I guess the word I’m looking for occurs in the singularity of a moment, one that foreshadows the multiplicitous and material chain of connection that ensnares us all in complicity. It refers to that sudden spark of connection between us in superposition to the vast expanse of geography and history – contemporary and ancient – that divides you and me in us. The word, then refers to a visceral twinge of empathy, the ghost of an unevidenced yet certain unity, which penetrates us both.
The word and time:
I know I’m searching for a word whose meaning is a moment as-it-is experienced. More precisely it is the recollection that we, and not-they, are experiencing an us. The moment began when a unit capable of both synchronous and asynchronous experience was first assembled.

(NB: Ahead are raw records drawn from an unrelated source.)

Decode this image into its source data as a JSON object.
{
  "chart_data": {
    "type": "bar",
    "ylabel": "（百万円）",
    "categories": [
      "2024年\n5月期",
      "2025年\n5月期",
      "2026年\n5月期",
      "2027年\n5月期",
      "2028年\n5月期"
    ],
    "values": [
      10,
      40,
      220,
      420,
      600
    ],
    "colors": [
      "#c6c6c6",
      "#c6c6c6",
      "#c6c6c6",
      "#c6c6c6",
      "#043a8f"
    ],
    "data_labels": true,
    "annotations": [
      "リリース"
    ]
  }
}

Call that moment a First-Together.
The baptism of our word unravels through events later than the First-Together felt over stretches of apart. These lateral events prove that a First-Together can be followed by a Then-Apart, and a Later-Together. Only when such a relay is complete can the unity of a single event taking place in (at least) three distinct movements become coherent.
This trifold singularity of the word encompasses all that remains between the First and Last Togethers. It is a liminal together which is not lost, only forgotten, in the immediacy of a Then-Apart.

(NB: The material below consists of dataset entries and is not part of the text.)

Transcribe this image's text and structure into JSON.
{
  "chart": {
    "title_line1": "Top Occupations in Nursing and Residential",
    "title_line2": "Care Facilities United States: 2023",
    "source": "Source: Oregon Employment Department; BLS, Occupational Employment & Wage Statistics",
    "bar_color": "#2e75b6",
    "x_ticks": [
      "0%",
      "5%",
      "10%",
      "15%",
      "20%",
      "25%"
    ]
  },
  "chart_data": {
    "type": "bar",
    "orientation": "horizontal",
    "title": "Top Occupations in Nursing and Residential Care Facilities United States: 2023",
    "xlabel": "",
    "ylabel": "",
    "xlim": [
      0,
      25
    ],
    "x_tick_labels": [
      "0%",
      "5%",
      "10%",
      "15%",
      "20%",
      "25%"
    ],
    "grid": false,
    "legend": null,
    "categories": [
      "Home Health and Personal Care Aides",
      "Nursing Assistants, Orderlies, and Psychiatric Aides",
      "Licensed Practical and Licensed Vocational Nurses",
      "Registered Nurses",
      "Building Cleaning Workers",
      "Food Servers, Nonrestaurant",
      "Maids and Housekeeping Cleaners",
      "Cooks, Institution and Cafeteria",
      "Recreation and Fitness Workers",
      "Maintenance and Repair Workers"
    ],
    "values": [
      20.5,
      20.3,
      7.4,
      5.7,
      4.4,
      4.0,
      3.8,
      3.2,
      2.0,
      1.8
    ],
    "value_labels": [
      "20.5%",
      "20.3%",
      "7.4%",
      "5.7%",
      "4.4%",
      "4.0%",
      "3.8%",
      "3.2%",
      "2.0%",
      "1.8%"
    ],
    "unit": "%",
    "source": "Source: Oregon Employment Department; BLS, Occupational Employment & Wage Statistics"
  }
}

In some ways, the word is the apophatic answer to the question of how one can be in two (or three or 14.3 million) places at once. The answer evasively implies that once can last as long (or longer than) seventy-five years.
The word as an is:
There are many words adjacent to unity: togetherness, oneness, transcendence, moksha. But, the word I’m trying to get at recognizes unity across the difference of the many, and so collapses difference only laterally into unity. It is unity deferred, yet also instantaneous.
The only word I’m aware of which performs such an activity is the Arabic nafs. Nafs: The Psyche. Nafs: The Spirit. Nafs: The Same. The identical identity across an ocean and an occupation of different bodies. The identity which, logically though not always pathologically, folds in oceans and occupations, too.

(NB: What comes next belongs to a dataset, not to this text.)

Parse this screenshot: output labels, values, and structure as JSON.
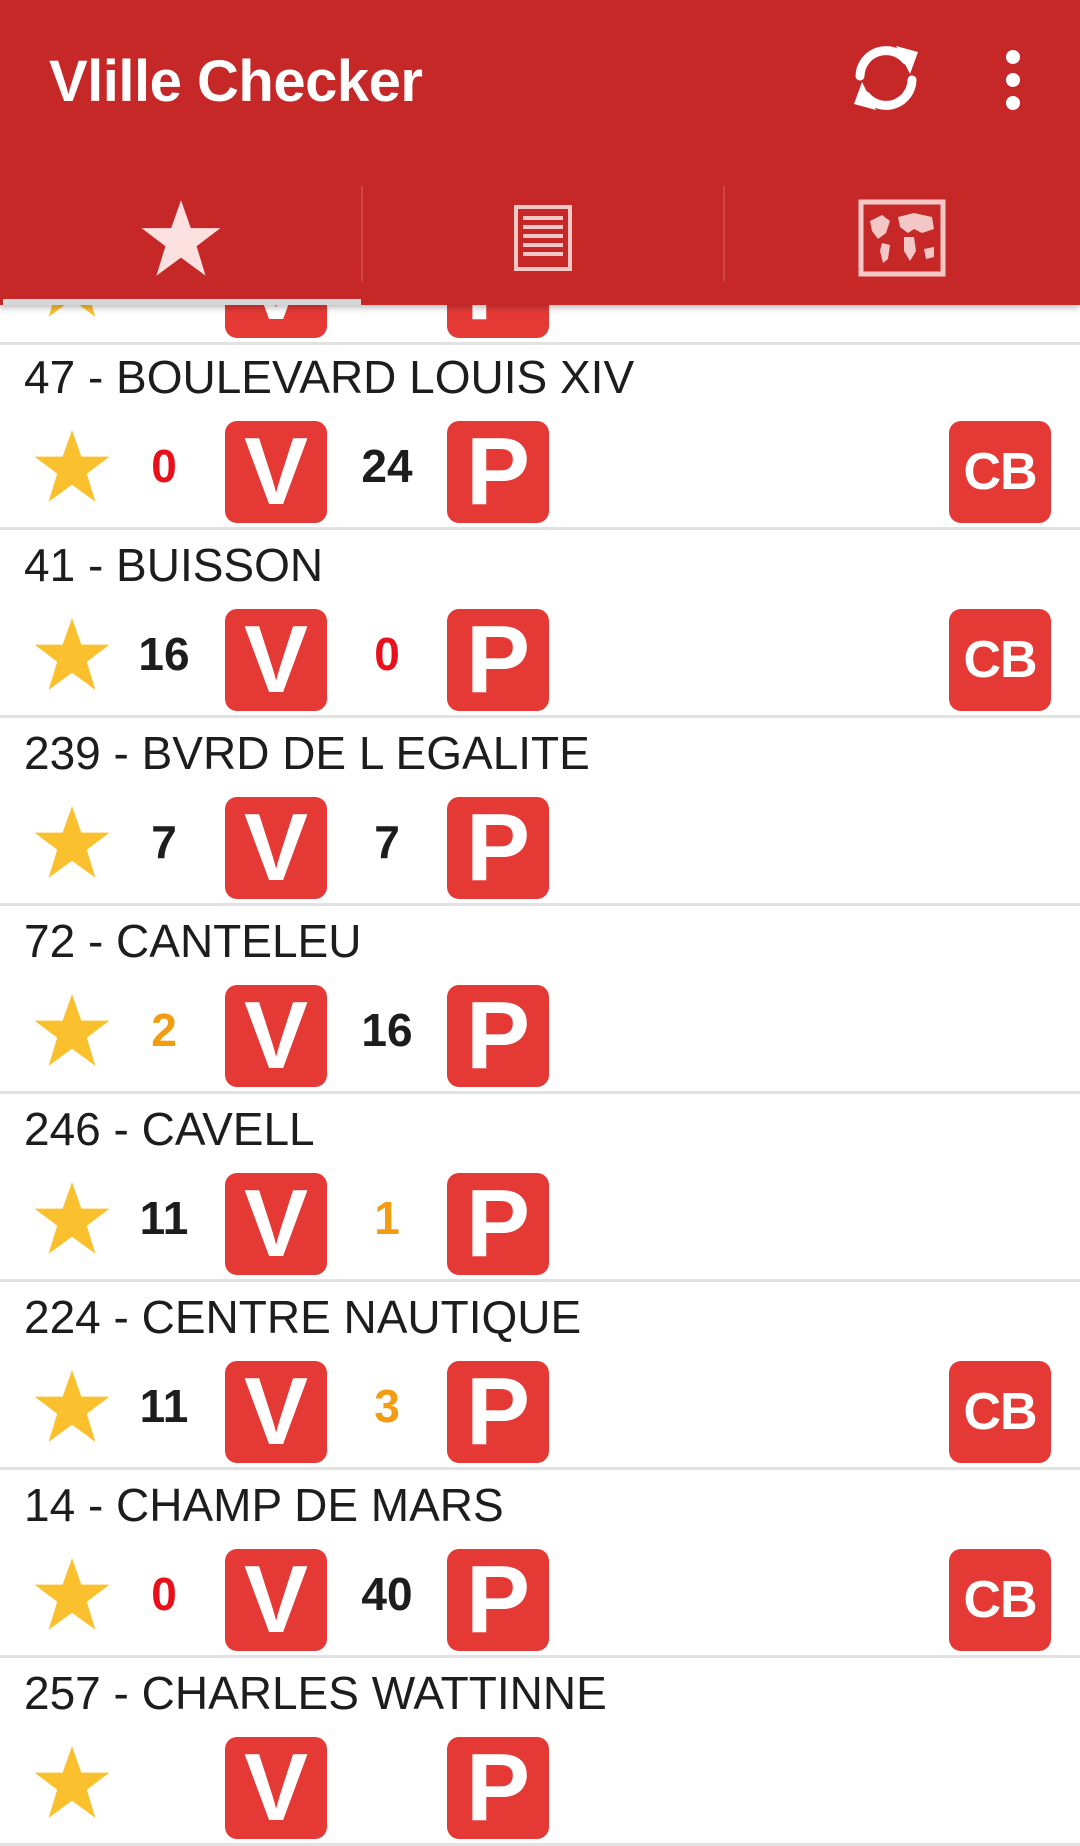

Nafs : belonging to myself and to my people. My people whom I don’t know personally, yet with whom I am intimately and implicitly familiar. Perhaps because our grandfathers used to exchange pleasantries alongside fruit in some Palestinian market. Or maybe our grandmothers seven times removed were first cousins. Which would probably make us in-laws somewhere down the line.
And so, from that bike seat or swivel chair or wherever, I depart, imperceptibly to a timeless garden. There lies Nafs, our warped, genealogical tree. Her trunk, situated in all points of space, is deformative for us, her innumerable branches. We grow into enough consciousness to consume our own fruits but are spared awareness of the name ‘cannibal.’ Except, of course, laterally, when we remember the collective guilt and personal psychosis of being comfortable during our selfish-immolation, their genocide. Our distal branches break and return to the peace of a trunk where first-forgetfulness has never been a curse, but has always been and will always be a vengeful merciful, together-at-last.